Не правда ли, как остроумно? Этот «Мессия ослов», апостол Петр — Мессия ослов? Совершенно как у Вольтера! Наконец, пафос подымается. Это тоже «стиль Андреева»… Что бы вы ни читали у Андреева, с первой строчки вы чувствуете, что попали на патетического писателя, сосредоточенного, немножко угрюмого, таинственного, который вот‑ вот откроет {101} вам изумительную истину, никогда не приходившую никому в голову. Патетический писатель, — и метафизический. Иуда украл несколько динариев из денежного ящика, который ему было поручено носить. Апостолы стали обличать его перед Христом. Тот «кротко посмотрел на него и поцеловал его». Иоанн, поняв мысли Иисуса, «внезапно загоревшись весь, смешивая слезы с гневом, восторг со слезами, звонко (?! ) воскликнул»:
— Никто не должен считать, сколько денег получил Иуда. Он наш брат, и все деньги его, как и наши, и если ему нужно много, пусть берет много, никому не говоря и ни с кем не советуясь!
Словом — общность имущества, начало «общего имущества в монастырях». Пораженные и растроганные апостолы подходят к Иуде и целуют его. Сей гордый первенец из них, однако все-таки позарившийся на сколько-то динариев, высокомерно говорит своему граммофону-Фоме:
— И подумай, хорошо ли ты поступаешь, добродетельный Фома, повторяя учителя? Ведь это Он поцеловал меня, вы же только осквернили мне рот. Я и до сих пор чувствую, как ползают по мне ваши мокрые губы. Это так отвратительно, добрый Фома!
«Насмешливость и злость» конечно не такие качества, которые могли бы испортить демоническую фигуру Иуды, обольстившую Андреева, рецензентов и вероятно скоро всех горничных Петербурга и Москвы. «Иуда-душка» разрешает спор между Петром и Иоанном, который из них ближе будет Христу в царстве небесном. Иоанну он говорит:
— Нет, Петр всех ангелов разгонит своим криком — ты слышишь, как он кричит? Конечно, он будет спорить с тобою и постарается первый занять место, так как уверяет, что тоже любит Иисуса, — но он уже староват, а ты молод; он тяжел на ногу, а ты бегаешь быстро, и ты первый войдешь туда со Христом.
Затем Андреев «пучит глаза»: так как в то же время Иуда и Петру сказал, что тот будет сидеть рядом с Иисусом в Царстве Небесном, {102} то между этими двумя апостолами, совершенно полагающимися на «ум» Иуды, вышло недоумение, кто же именно из них будет ближе к Иисусу:
— Ну‑ ка, умный Иуда!
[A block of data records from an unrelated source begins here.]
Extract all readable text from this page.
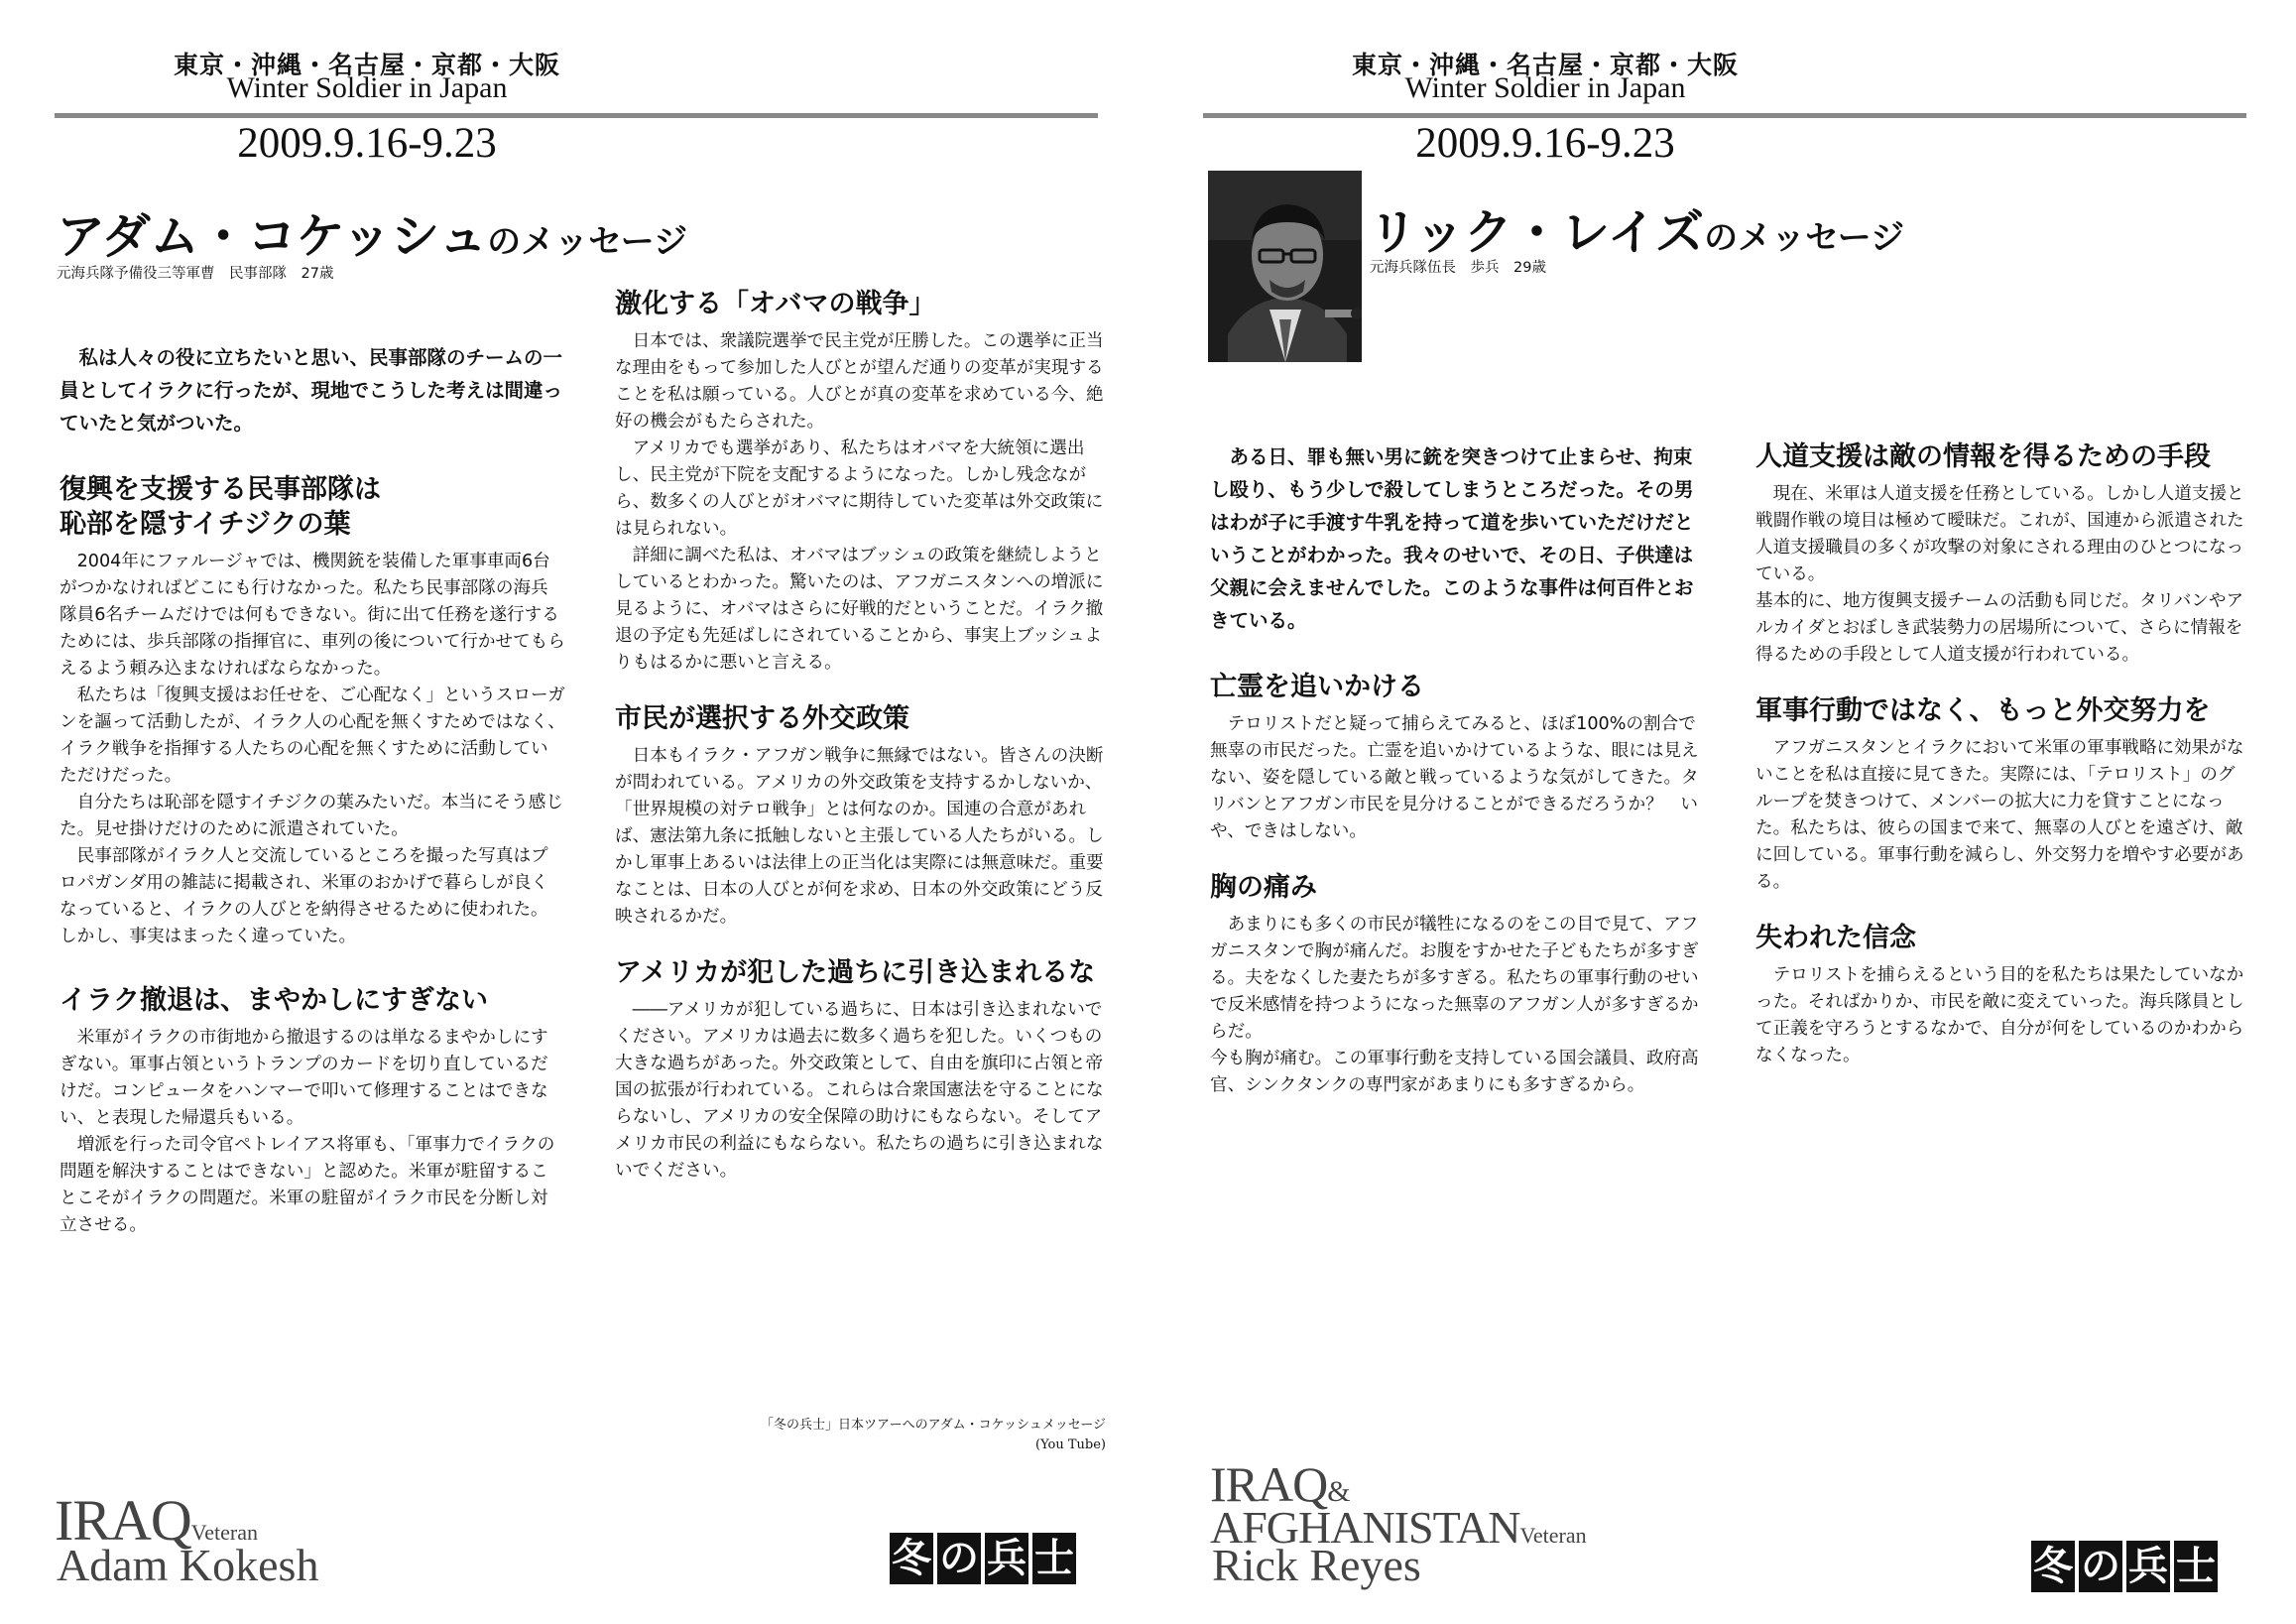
東京・沖縄・名古屋・京都・大阪
Winter Soldier in Japan
2009.9.16-9.23
アダム・コケッシュのメッセージ
元海兵隊予備役三等軍曹　民事部隊　27歳

私は人々の役に立ちたいと思い、民事部隊のチームの一員としてイラクに行ったが、現地でこうした考えは間違っていたと気がついた。

復興を支援する民事部隊は
恥部を隠すイチジクの葉

2004年にファルージャでは、機関銃を装備した軍事車両6台がつかなければどこにも行けなかった。私たち民事部隊の海兵隊員6名チームだけでは何もできない。街に出て任務を遂行するためには、歩兵部隊の指揮官に、車列の後について行かせてもらえるよう頼み込まなければならなかった。

私たちは「復興支援はお任せを、ご心配なく」というスローガンを謳って活動したが、イラク人の心配を無くすためではなく、イラク戦争を指揮する人たちの心配を無くすために活動していただけだった。

自分たちは恥部を隠すイチジクの葉みたいだ。本当にそう感じた。見せ掛けだけのために派遣されていた。

民事部隊がイラク人と交流しているところを撮った写真はプロパガンダ用の雑誌に掲載され、米軍のおかげで暮らしが良くなっていると、イラクの人びとを納得させるために使われた。しかし、事実はまったく違っていた。

イラク撤退は、まやかしにすぎない

米軍がイラクの市街地から撤退するのは単なるまやかしにすぎない。軍事占領というトランプのカードを切り直しているだけだ。コンピュータをハンマーで叩いて修理することはできない、と表現した帰還兵もいる。

増派を行った司令官ペトレイアス将軍も、「軍事力でイラクの問題を解決することはできない」と認めた。米軍が駐留することこそがイラクの問題だ。米軍の駐留がイラク市民を分断し対立させる。

激化する「オバマの戦争」

日本では、衆議院選挙で民主党が圧勝した。この選挙に正当な理由をもって参加した人びとが望んだ通りの変革が実現することを私は願っている。人びとが真の変革を求めている今、絶好の機会がもたらされた。

アメリカでも選挙があり、私たちはオバマを大統領に選出し、民主党が下院を支配するようになった。しかし残念ながら、数多くの人びとがオバマに期待していた変革は外交政策には見られない。

詳細に調べた私は、オバマはブッシュの政策を継続しようとしているとわかった。驚いたのは、アフガニスタンへの増派に見るように、オバマはさらに好戦的だということだ。イラク撤退の予定も先延ばしにされていることから、事実上ブッシュよりもはるかに悪いと言える。

市民が選択する外交政策

日本もイラク・アフガン戦争に無縁ではない。皆さんの決断が問われている。アメリカの外交政策を支持するかしないか、「世界規模の対テロ戦争」とは何なのか。国連の合意があれば、憲法第九条に抵触しないと主張している人たちがいる。しかし軍事上あるいは法律上の正当化は実際には無意味だ。重要なことは、日本の人びとが何を求め、日本の外交政策にどう反映されるかだ。

アメリカが犯した過ちに引き込まれるな

――アメリカが犯している過ちに、日本は引き込まれないでください。アメリカは過去に数多く過ちを犯した。いくつもの大きな過ちがあった。外交政策として、自由を旗印に占領と帝国の拡張が行われている。これらは合衆国憲法を守ることにならないし、アメリカの安全保障の助けにもならない。そしてアメリカ市民の利益にもならない。私たちの過ちに引き込まれないでください。

「冬の兵士」日本ツアーへのアダム・コケッシュメッセージ
(You Tube)
IRAQVeteran
Adam Kokesh	冬 の 兵 士
東京・沖縄・名古屋・京都・大阪
Winter Soldier in Japan
2009.9.16-9.23
リック・レイズのメッセージ
元海兵隊伍長　歩兵　29歳

ある日、罪も無い男に銃を突きつけて止まらせ、拘束し殴り、もう少しで殺してしまうところだった。その男はわが子に手渡す牛乳を持って道を歩いていただけだということがわかった。我々のせいで、その日、子供達は父親に会えませんでした。このような事件は何百件とおきている。

亡霊を追いかける

テロリストだと疑って捕らえてみると、ほぼ100%の割合で無辜の市民だった。亡霊を追いかけているような、眼には見えない、姿を隠している敵と戦っているような気がしてきた。タリバンとアフガン市民を見分けることができるだろうか？　いや、できはしない。

胸の痛み

あまりにも多くの市民が犠牲になるのをこの目で見て、アフガニスタンで胸が痛んだ。お腹をすかせた子どもたちが多すぎる。夫をなくした妻たちが多すぎる。私たちの軍事行動のせいで反米感情を持つようになった無辜のアフガン人が多すぎるからだ。

今も胸が痛む。この軍事行動を支持している国会議員、政府高官、シンクタンクの専門家があまりにも多すぎるから。

人道支援は敵の情報を得るための手段

現在、米軍は人道支援を任務としている。しかし人道支援と戦闘作戦の境目は極めて曖昧だ。これが、国連から派遣された人道支援職員の多くが攻撃の対象にされる理由のひとつになっている。

基本的に、地方復興支援チームの活動も同じだ。タリバンやアルカイダとおぼしき武装勢力の居場所について、さらに情報を得るための手段として人道支援が行われている。

軍事行動ではなく、もっと外交努力を

アフガニスタンとイラクにおいて米軍の軍事戦略に効果がないことを私は直接に見てきた。実際には、「テロリスト」のグループを焚きつけて、メンバーの拡大に力を貸すことになった。私たちは、彼らの国まで来て、無辜の人びとを遠ざけ、敵に回している。軍事行動を減らし、外交努力を増やす必要がある。

失われた信念

テロリストを捕らえるという目的を私たちは果たしていなかった。そればかりか、市民を敵に変えていった。海兵隊員として正義を守ろうとするなかで、自分が何をしているのかわからなくなった。

IRAQ&
AFGHANISTANVeteran
Rick Reyes	冬 の 兵 士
Скажи-ка нам, кто будет первый возле Иисуса, — он или я? Но Иуда молчал, дышал тяжело (? ) и глазами жадно спрашивал о чем-то спокойно-глубокие глаза Иисуса. — Да, — подтвердил снисходительно Иоанн, — скажи ты ему, кто будет первый возле Иисуса!
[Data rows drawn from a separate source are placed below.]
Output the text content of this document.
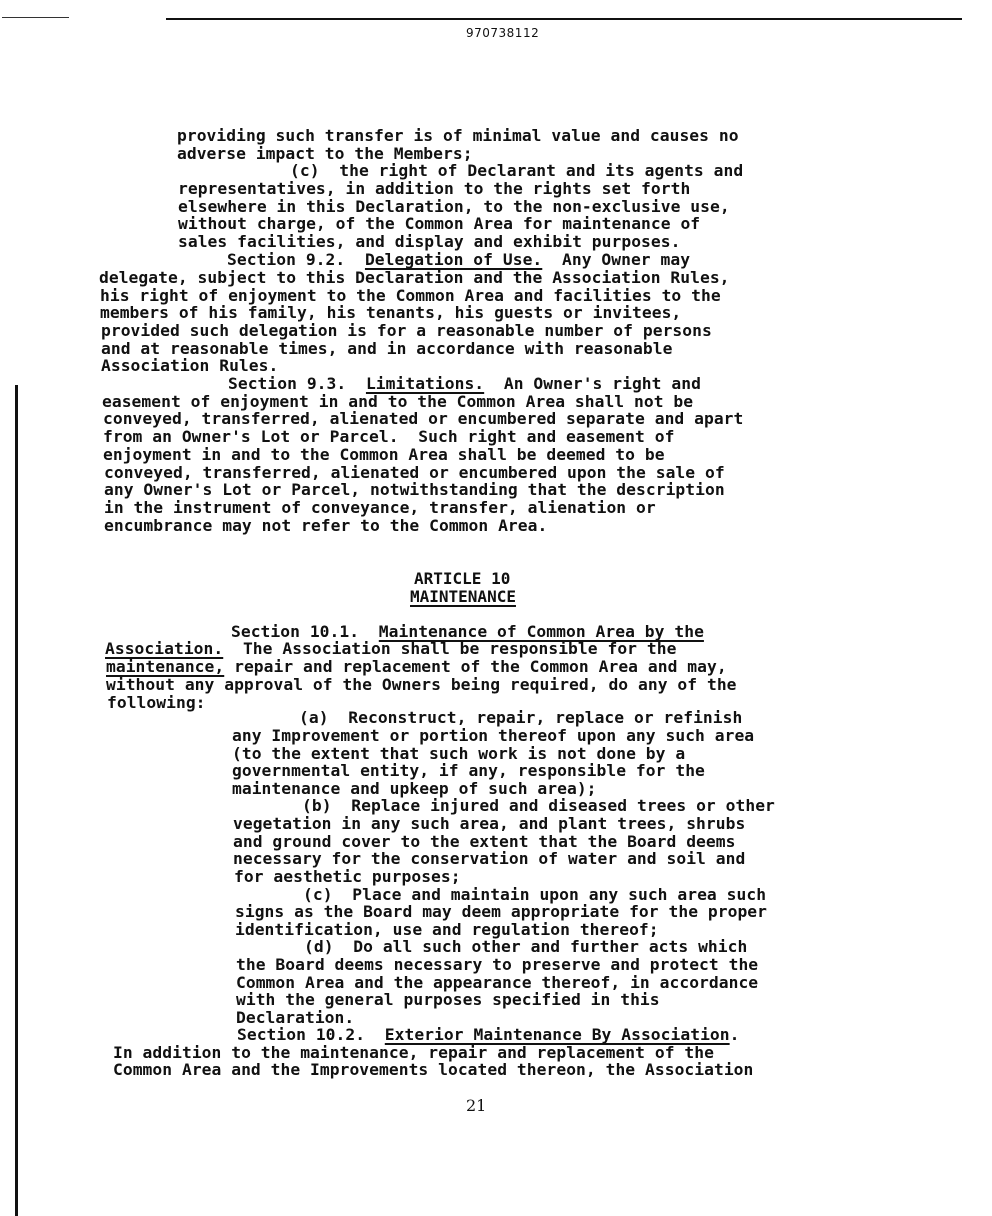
970738112
providing such transfer is of minimal value and causes no
adverse impact to the Members;
(c)  the right of Declarant and its agents and
representatives, in addition to the rights set forth
elsewhere in this Declaration, to the non-exclusive use,
without charge, of the Common Area for maintenance of
sales facilities, and display and exhibit purposes.
Section 9.2.  Delegation of Use.  Any Owner may
delegate, subject to this Declaration and the Association Rules,
his right of enjoyment to the Common Area and facilities to the
members of his family, his tenants, his guests or invitees,
provided such delegation is for a reasonable number of persons
and at reasonable times, and in accordance with reasonable
Association Rules.
Section 9.3.  Limitations.  An Owner's right and
easement of enjoyment in and to the Common Area shall not be
conveyed, transferred, alienated or encumbered separate and apart
from an Owner's Lot or Parcel.  Such right and easement of
enjoyment in and to the Common Area shall be deemed to be
conveyed, transferred, alienated or encumbered upon the sale of
any Owner's Lot or Parcel, notwithstanding that the description
in the instrument of conveyance, transfer, alienation or
encumbrance may not refer to the Common Area.
Section 10.1.  Maintenance of Common Area by the
Association.  The Association shall be responsible for the
maintenance, repair and replacement of the Common Area and may,
without any approval of the Owners being required, do any of the
following:
(a)  Reconstruct, repair, replace or refinish
any Improvement or portion thereof upon any such area
(to the extent that such work is not done by a
governmental entity, if any, responsible for the
maintenance and upkeep of such area);
(b)  Replace injured and diseased trees or other
vegetation in any such area, and plant trees, shrubs
and ground cover to the extent that the Board deems
necessary for the conservation of water and soil and
for aesthetic purposes;
(c)  Place and maintain upon any such area such
signs as the Board may deem appropriate for the proper
identification, use and regulation thereof;
(d)  Do all such other and further acts which
the Board deems necessary to preserve and protect the
Common Area and the appearance thereof, in accordance
with the general purposes specified in this
Declaration.
Section 10.2.  Exterior Maintenance By Association.
In addition to the maintenance, repair and replacement of the
Common Area and the Improvements located thereon, the Association
ARTICLE 10
MAINTENANCE
21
Заметьте, как обернулся вопрос: «первый возле Иисуса». О, Л. Андреев хитер. Читатель уже смущен: «возле Иисуса? первый? » Можно задрожать от вопроса, заныть от страшного предчувствия.
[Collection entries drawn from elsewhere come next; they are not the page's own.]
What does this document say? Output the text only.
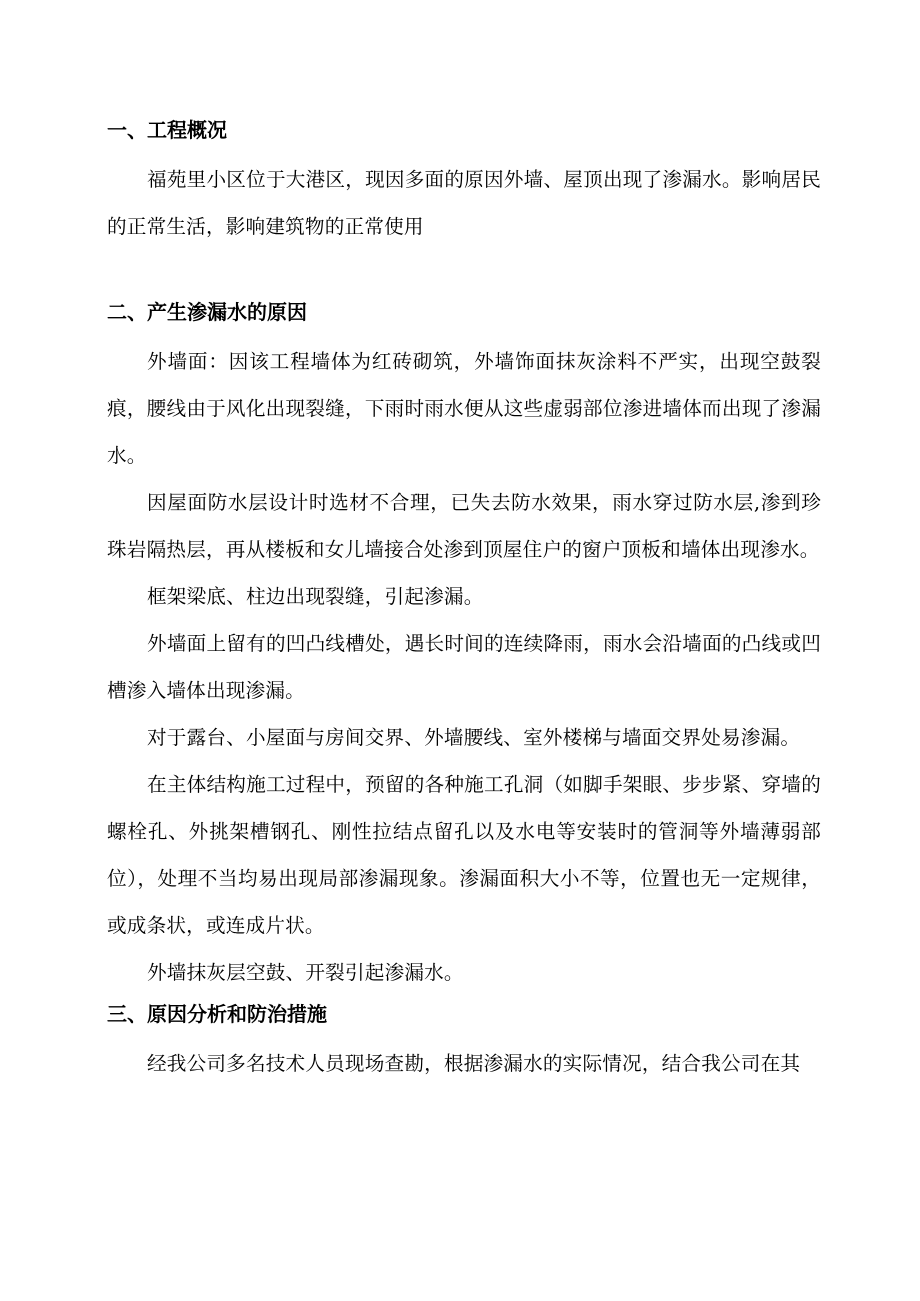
一、工程概况

福苑里小区位于大港区，现因多面的原因外墙、屋顶出现了渗漏水。影响居民的正常生活，影响建筑物的正常使用

二、产生渗漏水的原因

外墙面：因该工程墙体为红砖砌筑，外墙饰面抹灰涂料不严实，出现空鼓裂痕，腰线由于风化出现裂缝，下雨时雨水便从这些虚弱部位渗进墙体而出现了渗漏水。

因屋面防水层设计时选材不合理，已失去防水效果，雨水穿过防水层,渗到珍珠岩隔热层，再从楼板和女儿墙接合处渗到顶屋住户的窗户顶板和墙体出现渗水。

框架梁底、柱边出现裂缝，引起渗漏。

外墙面上留有的凹凸线槽处，遇长时间的连续降雨，雨水会沿墙面的凸线或凹槽渗入墙体出现渗漏。

对于露台、小屋面与房间交界、外墙腰线、室外楼梯与墙面交界处易渗漏。

在主体结构施工过程中，预留的各种施工孔洞（如脚手架眼、步步紧、穿墙的螺栓孔、外挑架槽钢孔、刚性拉结点留孔以及水电等安装时的管洞等外墙薄弱部位），处理不当均易出现局部渗漏现象。渗漏面积大小不等，位置也无一定规律，或成条状，或连成片状。

外墙抹灰层空鼓、开裂引起渗漏水。

三、原因分析和防治措施

经我公司多名技术人员现场查勘，根据渗漏水的实际情况，结合我公司在其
Не отрывая глаз от Христа, Иуда медленно поднялся и ответил тихо и важно: — Я! Иисус медленно опустил взоры. И тихо бия себя в грудь костлявым пальцем, Искариот повторил торжественно и строго. — Я! Я буду возле Иисуса. И вышел. Пораженные ученики… и проч.
У горничных, я думаю, зуб на зуб не попадает целую ночь после этих строк. О, Л. Андреев знает их психологию и чем и как защемить им сердце!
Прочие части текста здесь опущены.